Lead equivalence: Performed according to JIS Z 4501.

Examples 1-5
Various thermoplastic resins, reinforcing materials, and radioactive shielding powders shown in Table 1 are formed into resin composition pellets using a twin-screw kneading extruder (TEX30α manufactured by Nippon Steel Works) with the composition shown in Table 1. It was. Using the obtained pellets, a 1 mm thick plate was molded with an injection molding machine having a mold clamping pressure of 750 t, and the lead equivalent was evaluated. The results are also shown in Table 1.

Example 6
Mix 32 parts by weight of bisphenol A type epoxy resin (Epicoat 828 manufactured by Yuka Shell Epoxy Co., Ltd.), 53 parts by weight of tungsten powder used in Example 1 as a radioactive shielding powder, and 1 part by weight of diethylenetriamine as a curing agent. After stirring, the glass fiber chopped strand mat was laminated by a hand lay-up method so that the weight of the glass fiber chopped strand mat was 20 parts by weight to obtain a flat plate molded product having a thickness of 1 mm. As a result of evaluating the lead equivalent of the obtained molded product, it was 0.13.

Example 7
32 parts by weight of unsaturated polyester resin (Polylite FH-103, manufactured by Dainippon Ink Co., Ltd.), 53 parts by weight of tungsten powder used in Example 1 as a radioactive shielding powder, and 1 part by weight of methyl ethyl ketone peroxide-cobalt soap as a curing agent Were mixed and sufficiently stirred, and then laminated by a hand lay-up method so that the glass fiber chopped strand mat was 20 parts by weight, to obtain a flat plate molded product having a thickness of 1 mm. As a result of evaluating the lead equivalent of the obtained molded product, it was 0.13.

Example 8
The flat plate molded article obtained in Example 1-7 was cut and incorporated into a radiation cassette in which a glass epoxy substrate was not incorporated. A photographic film was inserted into the obtained radiation cassette, and an object was photographed by irradiation with X-rays. As a result, an image was obtained that was the same as when using a radiation cassette incorporating a glass epoxy substrate with a conventional lead attached.

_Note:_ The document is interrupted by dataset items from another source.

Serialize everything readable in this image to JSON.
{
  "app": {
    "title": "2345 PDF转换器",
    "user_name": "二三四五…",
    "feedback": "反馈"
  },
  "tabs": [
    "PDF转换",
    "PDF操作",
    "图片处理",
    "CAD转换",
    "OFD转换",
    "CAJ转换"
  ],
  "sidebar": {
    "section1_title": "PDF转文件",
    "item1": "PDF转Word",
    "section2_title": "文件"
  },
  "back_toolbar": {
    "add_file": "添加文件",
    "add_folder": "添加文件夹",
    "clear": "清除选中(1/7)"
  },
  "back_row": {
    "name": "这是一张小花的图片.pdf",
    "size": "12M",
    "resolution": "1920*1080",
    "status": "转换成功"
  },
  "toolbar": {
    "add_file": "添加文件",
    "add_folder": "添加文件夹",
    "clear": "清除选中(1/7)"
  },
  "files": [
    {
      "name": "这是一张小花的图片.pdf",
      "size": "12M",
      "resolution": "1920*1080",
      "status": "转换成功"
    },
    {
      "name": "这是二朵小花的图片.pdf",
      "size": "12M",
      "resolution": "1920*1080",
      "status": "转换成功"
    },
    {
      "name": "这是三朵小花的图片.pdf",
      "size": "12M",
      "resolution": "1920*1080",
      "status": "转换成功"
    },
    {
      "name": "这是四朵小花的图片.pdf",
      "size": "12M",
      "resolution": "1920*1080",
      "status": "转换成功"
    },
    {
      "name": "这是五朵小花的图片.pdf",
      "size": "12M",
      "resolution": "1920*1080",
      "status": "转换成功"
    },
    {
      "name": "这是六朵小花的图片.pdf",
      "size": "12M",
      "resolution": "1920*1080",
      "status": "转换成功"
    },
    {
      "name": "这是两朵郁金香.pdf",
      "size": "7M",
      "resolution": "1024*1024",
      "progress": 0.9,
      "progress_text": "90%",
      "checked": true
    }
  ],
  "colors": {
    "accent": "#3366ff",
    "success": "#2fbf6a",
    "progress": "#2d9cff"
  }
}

  The cassette guide sheet of the present invention itself has a radiation shielding performance. By incorporating this guide sheet into the radiation cassette, the time-consuming and time-consuming process of bonding the glass epoxy substrate and the lead sheet can be omitted. The radiation cassette of the present invention is useful in the medical field using radiation.

Claims (8)

A radiation cassette guide sheet comprising a radiation shielding powder. The radiation cassette guide sheet according to claim 1, wherein a material of the guide sheet is a thermoplastic resin. The radiation cassette guide sheet according to claim 1, wherein the thermoplastic resin is a thermoplastic elastomer. The radiation cassette guide sheet according to claim 1, wherein a material of the guide sheet is a thermosetting resin. The radiation cassette guide sheet according to claim 1, wherein the radiation shielding powder is lead-free. The radiation cassette guide sheet according to claim 5, wherein the radiation shielding powder is tungsten powder. The guide sheet for a radiation cassette according to claim 1, wherein the lead equivalent is 0.1 or more. A radiation cassette comprising a radiation cassette guide sheet containing a radiation shielding powder.